MINOT – Douglas Hodgkins, retired Bates College professor, was the speaker at the November meeting of the Minot Historical Society, discussing the history of Lewiston Junction Grange and the founding of the Grange.

He told of the founder, Oliver Hudson Kelley, and the need for the Grange as an agricultural fraternity. Kelley was the commissioner of agriculture and he went south where he found deplorable agricultural conditions. He determined that farmers needed to organize, so the Grange was founded in 1867 for the purpose of education. It then became a political force, mostly in the midwest.

The first Maine Grange was in Hampton in 1874. Lewiston Grange was second to be formed. Meetings were first held in the schoolhouse. A separate stockholders organization was formed to build a hall.

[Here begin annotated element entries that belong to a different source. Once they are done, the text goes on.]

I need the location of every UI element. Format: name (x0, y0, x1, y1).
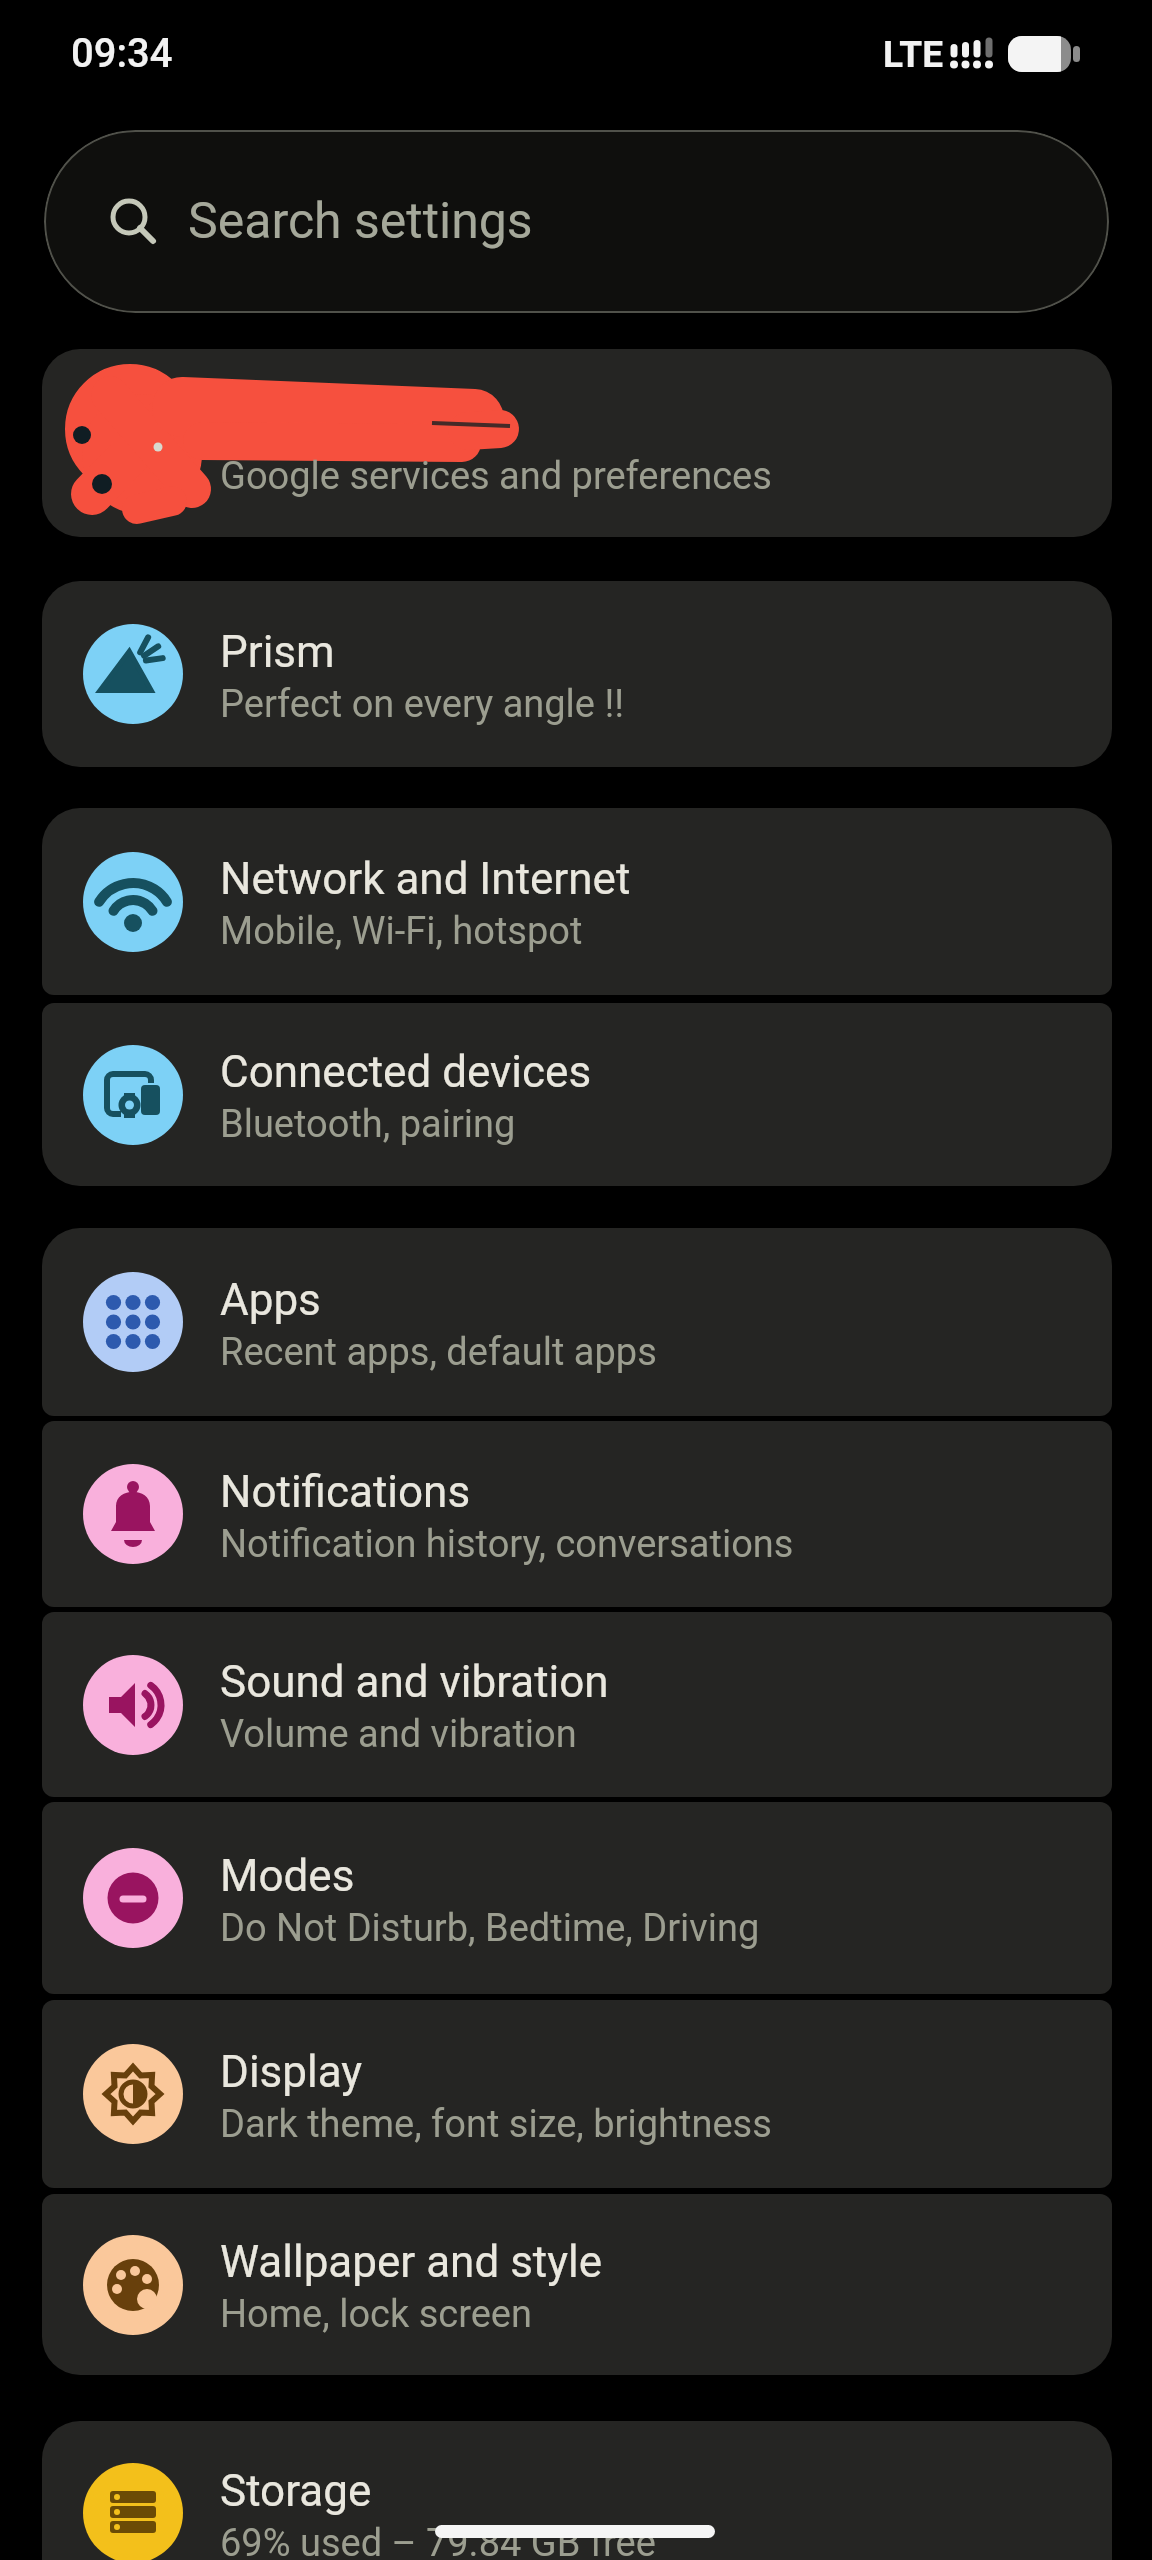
staticText: Connected devices (220, 1046, 592, 1098)
button[interactable]: Sound and vibration (42, 1612, 1112, 1797)
staticText: Volume and vibration (220, 1712, 577, 1757)
staticText: Storage (220, 2465, 372, 2517)
button[interactable]: Network and Internet (42, 808, 1112, 995)
staticText: Home, lock screen (220, 2292, 532, 2337)
staticText: Do Not Disturb, Bedtime, Driving (220, 1906, 760, 1951)
button[interactable]: Google services and preferences (42, 349, 1112, 537)
button[interactable]: Display (42, 2000, 1112, 2188)
staticText: Search settings (188, 192, 533, 251)
staticText: Bluetooth, pairing (220, 1102, 516, 1147)
staticText: LTE (883, 33, 944, 76)
staticText: Notification history, conversations (220, 1522, 794, 1567)
staticText: Apps (220, 1274, 321, 1326)
staticText: Sound and vibration (220, 1656, 609, 1708)
staticText: Perfect on every angle !! (220, 682, 625, 727)
staticText: Modes (220, 1850, 355, 1902)
staticText: Display (220, 2046, 363, 2098)
staticText: Notifications (220, 1466, 471, 1518)
button[interactable]: Wallpaper and style (42, 2194, 1112, 2375)
staticText: Dark theme, font size, brightness (220, 2102, 772, 2147)
staticText: Prism (220, 626, 335, 678)
staticText: Network and Internet (220, 853, 631, 905)
button[interactable]: Prism (42, 581, 1112, 767)
button[interactable]: Connected devices (42, 1003, 1112, 1186)
button[interactable]: Modes (42, 1802, 1112, 1994)
staticText: 69% used – 79.84 GB free (220, 2521, 656, 2560)
button[interactable]: Apps (42, 1228, 1112, 1416)
staticText: Mobile, Wi-Fi, hotspot (220, 909, 583, 954)
staticText: 09:34 (71, 30, 173, 77)
staticText: Recent apps, default apps (220, 1330, 657, 1375)
button[interactable]: Notifications (42, 1421, 1112, 1607)
button[interactable]: Search settings (44, 130, 1109, 313)
staticText: Google services and preferences (220, 454, 772, 499)
button[interactable]: Storage (42, 2421, 1112, 2560)
staticText: Wallpaper and style (220, 2236, 603, 2288)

Hodgkins told of the Grange store, the many times the hall was moved, the renovations, the declining membership and the 1990 selling of the hall. In 1994 there were only 10 members left and it was decided to surrender their charter. Maine still has many active Granges.

In other business, it was noted that the Program Committee met to formulate the 2005 programs. Work continues on the William Ladd Homestead and taping of Minot residents is continuing to preserve the town’s history.

Minot town reports of previous years were accepted for the archives from Mr. and Mrs. James Roux and the Robert Greer family.

The society will meet at 7 p.m. Tuesday, Jan. 11, at the Minot Town Office. The topic will be “Cemeteries and Obituaries,” with Noella Hemond discussing the research she has done on the subject.